Man, I love ya, but your lack of intellectual precision in your arguments is just exhausting to have to rebut every single time, and these diversions do nothing to move our conversation forward.

    "...The vehicles might be bigger and need more material, but if they hold more people, you get more for your resources. In a very simple way, a miata that gets thirty miles per gallon and seats two people is effectively less efficient than an SUV that can seat six people and gets fifteen miles per gallon. There comes a point in the resource scale where bigger is better..."

How can you, with any intellectual honesty, conflate those two completely different resource streams into one measure of value?!

The manufacturer pays for the metal, plastic, wiring, FMCSA testing, and designs the vehicle to meet the regulations appropriate to the vehicle in question. They sell the vehicle, and recoup their expenditures, plus profit.

The buyer pays for fuel, oil, maintenance, expendables, all the other operating expenses, and the depreciation in value of the vehicle itself as it gets used.

And yet, you devise a completely fictional "resource scale" that takes ALL of the expenditures by the company AND the owner - while still ignoring the environmental cost of the vehicle and its use - and try to measure the vehicle's value against this "resource scale". That doesn't exist. That drives neither the manufacturer or the owner, and never enters into their thinking or balance sheets.

Am I supposed to read this, walk-back my previous post, and say, "Oh! Yes, rd95! You are right! This completely arbitrarily-sized yardstick proves that my experience in the fleet vehicle industry, that I work in every single day, and have to know inside-out is entirely wrong!

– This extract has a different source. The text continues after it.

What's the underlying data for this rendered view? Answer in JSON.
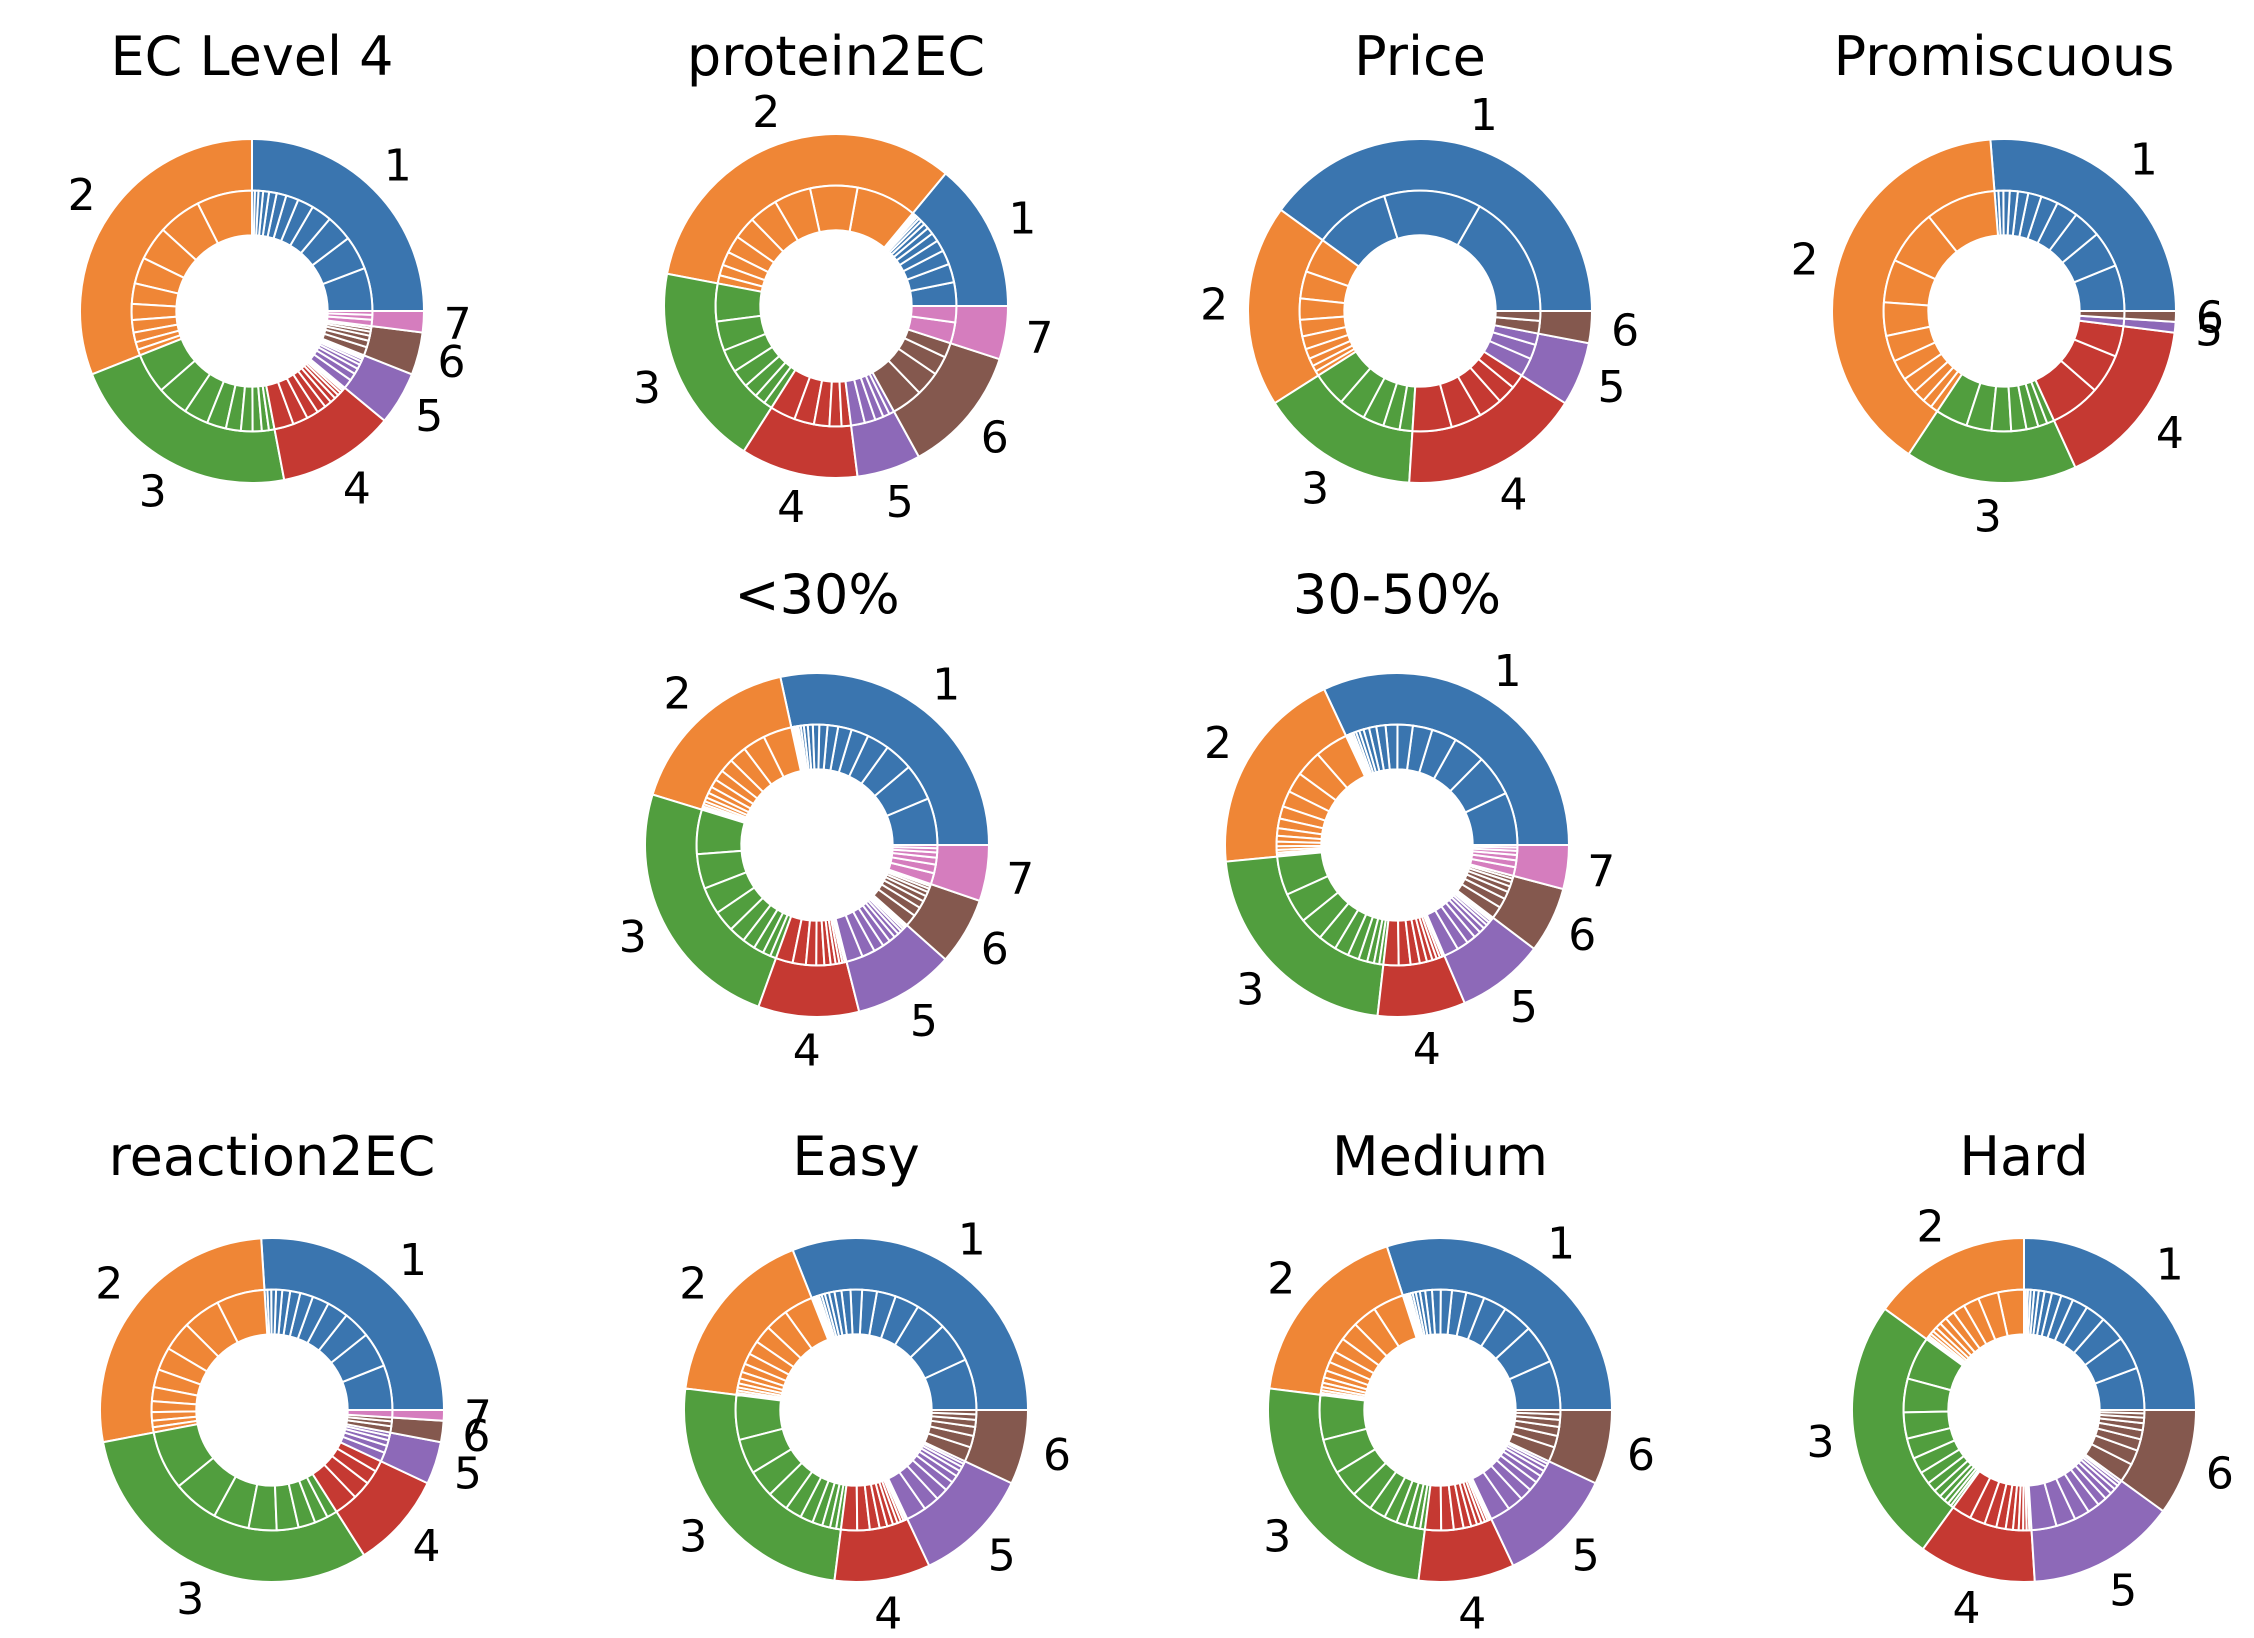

My day job is in the telematics industry, dealing specifically with how to maintain and track the value of fleets of vehicles. I know the industry inside and out. And no, there is never a point where a large vehicle is less expensive than a small one. It may SEEM like it pencils out, but it doesn't.

However, I get where you are going with your thinking.

It's called the "triple bottom line", and we tried to get companies to adopt these principles back in the 1980's.

It failed. Companies only look at raw material costs. They do not measure the cost of mitigating the shit that comes out of their smokestacks, or they they pour into streams.

    "...most cities already have buses and bus routes. To service a lot of the new demand, it's as simple as adding more buses..."

This is just wrong. This is not how buses, schedules, or routes work. At all.

Is there a stigma against buses? Maybe there still is. But that's only because promotion of that viewpoint is funded by those who would lose from transportation infrastructure improvements.

Public transit works. Period. Europe. South America. Asia. Parts of Africa. England. Everywhere you go outside of America, public transit works, and is used heavily by people of every class and social standing.

Americans are not genetically different, so it can work here, too.

The problem we face that is fairly unique to us, is SPACE. We are really widely spread out. Lack of density over the majority of the US makes it REALLY HARD for any public transportation infrastructure to get funding from the Government. It needs to be funded using local funds.

And once you build public transit? Well you now have less money coming in from the government for roads and highways.

So yeah. What WILL happen, and is already happening, and has happened thousands of times before with any new technology, is that the rich will get it first. Then it will expand to accommodate more and more people.

My dad had a phone in his car in the 1970's. My friend's 9-year old now has more power in the iPhone in her pocket, than all of NASA possessed throughout the organization when they sent men to walk on the Moon.

That's 40 years.

You REALLY think we won't be making most of our utility trips in automated vehicles in under 20 years?